Из Черновиц Булгаковы уехали в середине сентября. Т.Н. Лаппа свидетельствует: «Осенью (1916 г. — Б.С.) Михаила вызвали в Москву. В штабе решили, что на фронте нужны опытные тыловые врачи, а молодежь должна занять их место. Так мы попали в Смоленскую губернию. Сначала в Никольскую больницу Сычевского уезда, а с осени 1917-го — в город Вязьму — городскую уездную больницу, где Михаил проработал до февраля 1918 года».

Ехали Булгаковы в Смоленскую губернию через Москву и навестили сестру Надю. Об этом посещении она сделала запись 22 сентября 1916 года — характерный срез булгаковских мыслей и настроений: «Вечер. Миша был здесь три дня с Тасей. Приезжал призываться, сейчас уехал с Тасей (она сказала, что будет там, где он, и не иначе) к месту своего назначения «в распоряжение смоленского губернатора». Привез он с собой дикое и нелепое известие о мамином здоровье (у В.М. Булгаковой подозревали рак, но впоследствии диагноз не подтвердился. — Б.С.). Привез тревогу, трезвый взгляд на будущее, жену, свой юмор и болтовню, свой столь привычный и дорогой мне характер, такой приятный для всех членов нашей семьи. И, как всегда чувствовалось перед лицом серьезного несчастья, привез заботу о семье, и струны нашей связи — моей с ним — нашей общей, семейной — вдруг зазвучали, перед лицом серьезного несчастья, очень громко...»

Булгаковы прибыли в село Никольское Сычевского уезда Смоленской губернии 29 сентября 1916 года. В написанных в 20-е годы «Записках юного врача» смоленский период своей биографии Булгаков рисовал в достаточно светлых тонах. Главный герой нес просвещение (правда, не всегда успешно) темным, необразованным крестьянам, исцелял их от недугов, а службу в земстве осознавал как некую высокую миссию. Но такое чувство, скорее всего, появилось уже после связанных с революцией и Гражданской войной крутых перемен в булгаковской судьбе. Тогда же, в земстве, все представлялось молодому человеку будничным, лишенным романтики.
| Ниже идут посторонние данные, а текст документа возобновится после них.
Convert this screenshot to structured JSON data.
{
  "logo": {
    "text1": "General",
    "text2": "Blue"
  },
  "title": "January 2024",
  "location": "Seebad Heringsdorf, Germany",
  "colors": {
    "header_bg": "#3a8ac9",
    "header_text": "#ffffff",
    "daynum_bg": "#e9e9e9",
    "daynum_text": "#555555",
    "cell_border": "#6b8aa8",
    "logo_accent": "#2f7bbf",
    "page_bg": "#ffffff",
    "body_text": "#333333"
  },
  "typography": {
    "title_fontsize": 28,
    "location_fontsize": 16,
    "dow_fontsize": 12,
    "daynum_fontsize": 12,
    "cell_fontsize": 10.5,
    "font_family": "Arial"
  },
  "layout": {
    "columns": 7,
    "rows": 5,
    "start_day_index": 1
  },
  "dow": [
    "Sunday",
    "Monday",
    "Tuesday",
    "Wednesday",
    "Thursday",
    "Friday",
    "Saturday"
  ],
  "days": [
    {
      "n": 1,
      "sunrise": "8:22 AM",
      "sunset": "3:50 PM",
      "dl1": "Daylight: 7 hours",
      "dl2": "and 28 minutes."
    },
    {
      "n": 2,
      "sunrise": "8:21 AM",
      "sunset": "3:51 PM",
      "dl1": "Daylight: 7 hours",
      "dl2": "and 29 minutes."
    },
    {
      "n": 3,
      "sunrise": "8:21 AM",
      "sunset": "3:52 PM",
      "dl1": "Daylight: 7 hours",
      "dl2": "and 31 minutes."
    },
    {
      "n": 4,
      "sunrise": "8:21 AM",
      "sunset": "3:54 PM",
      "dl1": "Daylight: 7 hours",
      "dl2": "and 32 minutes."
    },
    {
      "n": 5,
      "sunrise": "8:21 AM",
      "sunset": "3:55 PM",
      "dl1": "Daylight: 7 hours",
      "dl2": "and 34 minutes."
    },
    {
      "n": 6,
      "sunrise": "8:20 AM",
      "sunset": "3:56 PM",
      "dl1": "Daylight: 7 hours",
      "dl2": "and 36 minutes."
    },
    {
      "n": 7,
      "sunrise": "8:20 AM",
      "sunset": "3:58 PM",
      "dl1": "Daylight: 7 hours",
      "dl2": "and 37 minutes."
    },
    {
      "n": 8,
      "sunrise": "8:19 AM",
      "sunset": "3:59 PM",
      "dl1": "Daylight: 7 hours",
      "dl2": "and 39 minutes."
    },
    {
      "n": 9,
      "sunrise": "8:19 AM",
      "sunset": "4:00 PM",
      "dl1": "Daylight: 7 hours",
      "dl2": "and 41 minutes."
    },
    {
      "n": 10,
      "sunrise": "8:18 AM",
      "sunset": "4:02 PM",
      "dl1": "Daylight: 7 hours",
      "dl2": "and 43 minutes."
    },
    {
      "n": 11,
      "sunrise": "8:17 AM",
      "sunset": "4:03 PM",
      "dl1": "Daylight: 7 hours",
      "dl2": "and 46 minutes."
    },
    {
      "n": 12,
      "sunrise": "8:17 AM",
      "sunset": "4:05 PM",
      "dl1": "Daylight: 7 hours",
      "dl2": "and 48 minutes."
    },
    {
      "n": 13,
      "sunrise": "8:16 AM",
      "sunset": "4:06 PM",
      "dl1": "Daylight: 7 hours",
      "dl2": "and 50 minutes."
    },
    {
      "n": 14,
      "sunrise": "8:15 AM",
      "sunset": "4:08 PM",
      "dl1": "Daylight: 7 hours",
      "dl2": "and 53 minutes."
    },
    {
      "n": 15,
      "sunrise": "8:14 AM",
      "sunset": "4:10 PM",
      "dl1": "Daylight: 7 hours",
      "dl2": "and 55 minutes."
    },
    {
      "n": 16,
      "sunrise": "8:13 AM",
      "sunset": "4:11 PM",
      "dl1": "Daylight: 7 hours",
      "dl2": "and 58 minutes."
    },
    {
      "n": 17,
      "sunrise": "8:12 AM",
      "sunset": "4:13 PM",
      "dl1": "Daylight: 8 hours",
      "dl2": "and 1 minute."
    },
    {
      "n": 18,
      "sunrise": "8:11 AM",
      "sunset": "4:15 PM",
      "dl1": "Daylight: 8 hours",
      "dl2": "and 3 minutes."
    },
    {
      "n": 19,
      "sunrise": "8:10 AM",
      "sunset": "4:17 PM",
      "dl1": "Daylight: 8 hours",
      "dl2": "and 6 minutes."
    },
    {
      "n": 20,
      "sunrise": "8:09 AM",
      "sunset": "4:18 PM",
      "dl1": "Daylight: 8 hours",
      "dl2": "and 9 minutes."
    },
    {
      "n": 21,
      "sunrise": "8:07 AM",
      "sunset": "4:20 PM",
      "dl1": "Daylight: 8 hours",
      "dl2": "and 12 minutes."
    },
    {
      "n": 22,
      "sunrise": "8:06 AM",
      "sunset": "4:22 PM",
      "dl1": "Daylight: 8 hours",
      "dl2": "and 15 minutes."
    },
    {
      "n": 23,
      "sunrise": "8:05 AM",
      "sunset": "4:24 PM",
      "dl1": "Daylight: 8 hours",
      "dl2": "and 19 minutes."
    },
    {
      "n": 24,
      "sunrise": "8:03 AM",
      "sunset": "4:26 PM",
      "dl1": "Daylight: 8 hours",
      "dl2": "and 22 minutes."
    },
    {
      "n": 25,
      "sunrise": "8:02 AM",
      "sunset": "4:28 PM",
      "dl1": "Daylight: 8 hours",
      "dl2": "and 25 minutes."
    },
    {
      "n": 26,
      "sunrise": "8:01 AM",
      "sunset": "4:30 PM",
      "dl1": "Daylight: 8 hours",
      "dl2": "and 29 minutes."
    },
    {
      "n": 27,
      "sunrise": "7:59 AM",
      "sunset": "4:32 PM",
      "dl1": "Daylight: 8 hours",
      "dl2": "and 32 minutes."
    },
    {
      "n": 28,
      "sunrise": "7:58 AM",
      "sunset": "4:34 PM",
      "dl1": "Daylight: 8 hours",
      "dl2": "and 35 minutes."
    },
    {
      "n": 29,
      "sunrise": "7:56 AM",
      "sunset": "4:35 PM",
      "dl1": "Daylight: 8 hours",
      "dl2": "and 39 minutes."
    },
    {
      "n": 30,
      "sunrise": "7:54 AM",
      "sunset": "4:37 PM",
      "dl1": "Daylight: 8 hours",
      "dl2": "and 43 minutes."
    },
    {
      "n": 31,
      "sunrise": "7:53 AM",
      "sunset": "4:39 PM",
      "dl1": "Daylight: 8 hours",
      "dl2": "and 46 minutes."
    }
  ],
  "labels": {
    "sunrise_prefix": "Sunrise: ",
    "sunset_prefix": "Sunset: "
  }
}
В письме Н.А. Земской 31 декабря 1917 года он с явным сожалением отмечал: «И вновь тяну лямку в Вязьме... Я живу в полном одиночестве...» Но тут же добавляет: «Зато у меня есть широкое поле для размышлений. И я размышляю. Единственным моим утешением являются для меня работа и чтение по вечерам...»

Даже в Вязьме, уездном центре, где с осени 1917 года довелось трудиться Булгакову и где имелось какое-никакое интеллигентное общество, ему оказалось не с кем общаться. Что уж тут говорить о Никольском, от которого до уездного центра Сычевки 35 верст, а до ближайшей железнодорожной станции Ново-Дугинской Николаевской дороги — 20. В этих условиях труд врача наверняка представлялся Булгакову не только тяжелой лямкой, но и единственной отдушиной в уездной глуши. Тут уж не до высокопарных помыслов о какой-то миссии. И Т.Н. Лаппа в своих воспоминаниях рисует совсем не идиллическую картину их жизни в Никольском и позднее в Вязьме. Вот ее рассказ о прибытии в Никольское: «Отвратительное впечатление. Во-первых, страшная грязь. Но пролетка была ничего, рессорная, так что не очень трясло. Но грязь бесконечная и унылая, и вид такой унылый. Туда приехали под вечер. Такое все... Боже мой! Ничего нет, голое место, какие-то деревца... Издали больница видна, дом такой белый и около него флигель, где работники больницы жили, и дом врача специальный. Внизу кухня, столовая, громадная приемная и еще какая-то комната. Туалет внизу был. А вверху кабинет и спальня. Баня была в стороне, ее по-черному топили».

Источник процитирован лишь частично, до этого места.